Earlier this month, at least 10 cities in Arkansas, Colorado, Oklahoma, and Texas broke high-temperature records, some by as much as six degrees Fahrenheit. Last week, Texas officials asked residents and businesses to conserve electricity during the hottest times of the day to help avoid overwhelming the grid, as temperatures climbed above 100 degrees Fahrenheit, reaching 113 degrees in Somerville, a small town about an hour’s drive northwest of Houston.
Significant parts of England and Wales are under a heat warning until Tuesday, and temperatures in London today are forecast to climb above 90 degrees Fahrenheit—about 18 degrees hotter than usual this time of year. The United Kingdom will be one of the hottest places on earth today, reaching temperatures more commonly seen in the Western Sahara and the Caribbean. Temperatures in Portugal and Spain soared to triple digits last week as wildfires ripped through both countries. The heat wave that has engulfed Western Europe could last for weeks; meteorologists say it could be the worst Europe has seen since 1757.

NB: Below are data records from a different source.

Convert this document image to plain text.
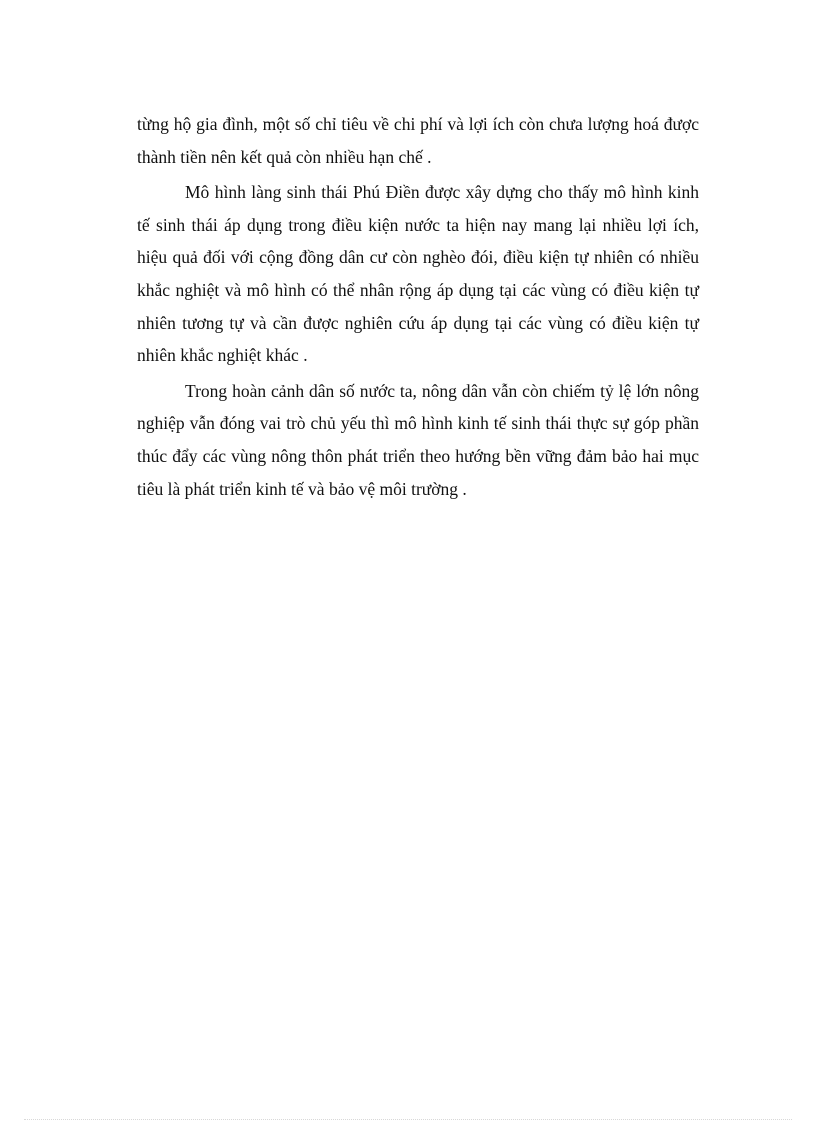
từng hộ gia đình, một số chỉ tiêu về chi phí và lợi ích còn chưa lượng hoá được thành tiền nên kết quả còn nhiều hạn chế .

Mô hình làng sinh thái Phú Điền được xây dựng cho thấy mô hình kinh tế sinh thái áp dụng trong điều kiện nước ta hiện nay mang lại nhiều lợi ích, hiệu quả đối với cộng đồng dân cư còn nghèo đói, điều kiện tự nhiên có nhiều khắc nghiệt và mô hình có thể nhân rộng áp dụng tại các vùng có điều kiện tự nhiên tương tự và cần được nghiên cứu áp dụng tại các vùng có điều kiện tự nhiên khắc nghiệt khác .

Trong hoàn cảnh dân số nước ta, nông dân vẫn còn chiếm tỷ lệ lớn nông nghiệp vẫn đóng vai trò chủ yếu thì mô hình kinh tế sinh thái thực sự góp phần thúc đẩy các vùng nông thôn phát triển theo hướng bền vững đảm bảo hai mục tiêu là phát triển kinh tế và bảo vệ môi trường .
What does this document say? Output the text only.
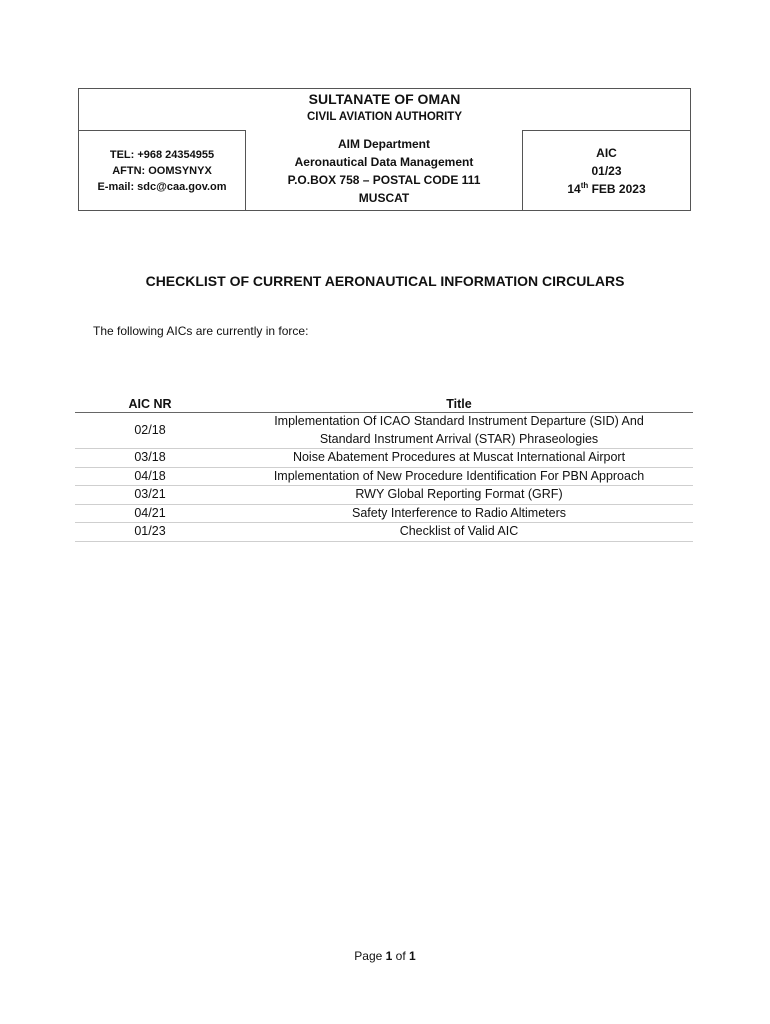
SULTANATE OF OMAN
CIVIL AVIATION AUTHORITY
TEL: +968 24354955
AFTN: OOMSYNYX
E-mail: sdc@caa.gov.om
AIM Department
Aeronautical Data Management
P.O.BOX 758 – POSTAL CODE 111
MUSCAT
AIC
01/23
14th FEB 2023
CHECKLIST OF CURRENT AERONAUTICAL INFORMATION CIRCULARS
The following AICs are currently in force:
AIC NR	Title
02/18	Implementation Of ICAO Standard Instrument Departure (SID) And
Standard Instrument Arrival (STAR) Phraseologies

03/18	Noise Abatement Procedures at Muscat International Airport
04/18	Implementation of New Procedure Identification For PBN Approach
03/21	RWY Global Reporting Format (GRF)
04/21	Safety Interference to Radio Altimeters
01/23	Checklist of Valid AIC
Page 1 of 1
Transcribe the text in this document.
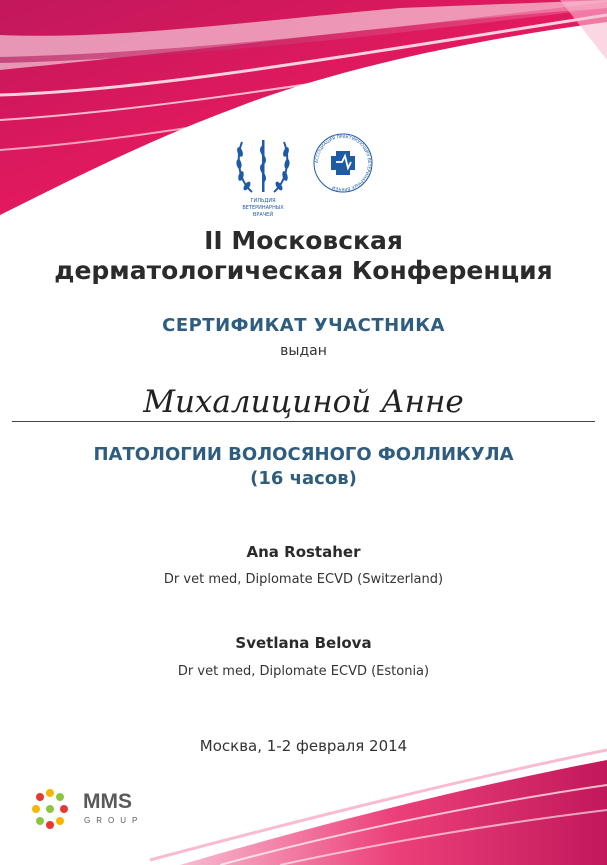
ГИЛЬДИЯ
ВЕТЕРИНАРНЫХ
ВРАЧЕЙ
АССОЦИАЦИЯ ПРАКТИКУЮЩИХ ВЕТЕРИНАРНЫХ ВРАЧЕЙ
II Московская
дерматологическая Конференция
СЕРТИФИКАТ УЧАСТНИКА
выдан
Михалициной Анне
ПАТОЛОГИИ ВОЛОСЯНОГО ФОЛЛИКУЛА
(16 часов)
Ana Rostaher
Dr vet med, Diplomate ECVD (Switzerland)
Svetlana Belova
Dr vet med, Diplomate ECVD (Estonia)
Москва, 1-2 февраля 2014
MMS
GROUP
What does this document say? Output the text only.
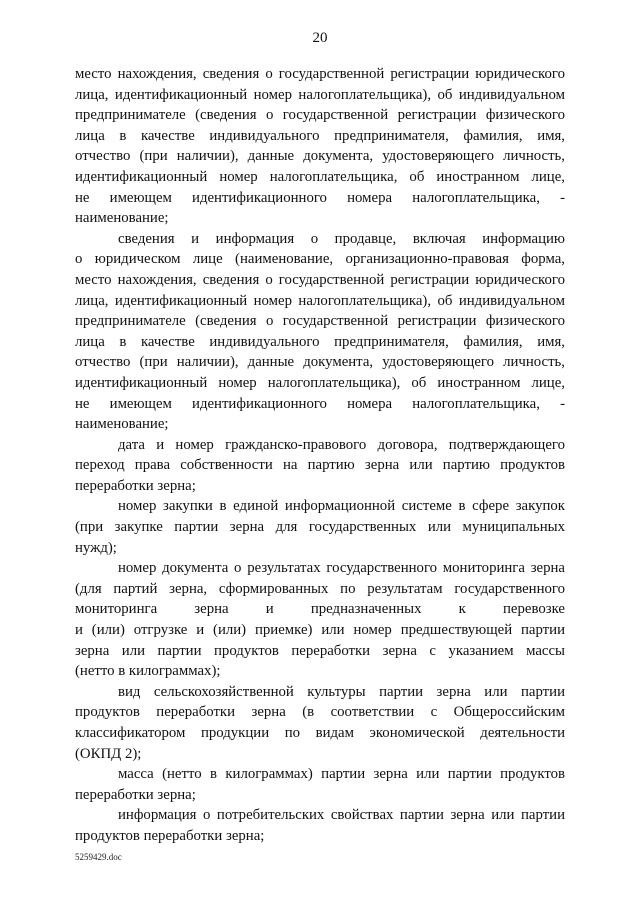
20
место нахождения, сведения о государственной регистрации юридического
лица, идентификационный номер налогоплательщика), об индивидуальном
предпринимателе (сведения о государственной регистрации физического
лица в качестве индивидуального предпринимателя, фамилия, имя,
отчество (при наличии), данные документа, удостоверяющего личность,
идентификационный номер налогоплательщика, об иностранном лице,
не имеющем идентификационного номера налогоплательщика, -
наименование;
сведения и информация о продавце, включая информацию
о юридическом лице (наименование, организационно-правовая форма,
место нахождения, сведения о государственной регистрации юридического
лица, идентификационный номер налогоплательщика), об индивидуальном
предпринимателе (сведения о государственной регистрации физического
лица в качестве индивидуального предпринимателя, фамилия, имя,
отчество (при наличии), данные документа, удостоверяющего личность,
идентификационный номер налогоплательщика), об иностранном лице,
не имеющем идентификационного номера налогоплательщика, -
наименование;
дата и номер гражданско-правового договора, подтверждающего
переход права собственности на партию зерна или партию продуктов
переработки зерна;
номер закупки в единой информационной системе в сфере закупок
(при закупке партии зерна для государственных или муниципальных
нужд);
номер документа о результатах государственного мониторинга зерна
(для партий зерна, сформированных по результатам государственного
мониторинга зерна и предназначенных к перевозке
и (или) отгрузке и (или) приемке) или номер предшествующей партии
зерна или партии продуктов переработки зерна с указанием массы
(нетто в килограммах);
вид сельскохозяйственной культуры партии зерна или партии
продуктов переработки зерна (в соответствии с Общероссийским
классификатором продукции по видам экономической деятельности
(ОКПД 2);
масса (нетто в килограммах) партии зерна или партии продуктов
переработки зерна;
информация о потребительских свойствах партии зерна или партии
продуктов переработки зерна;
5259429.doc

China, too, issued alerts to residents of nearly 70 cities as temperatures rose to 104 degrees Fahrenheit last week. According to a state news agency, Shanghai has only experienced temperatures greater than 104 degrees Fahrenheit on 15 days since 1873. Last month was the warmest June on record in 60 years. Roofs have melted and roads have buckled in the heat.
And this is all happening nearly simultaneously—the new normal, brought on by global warming.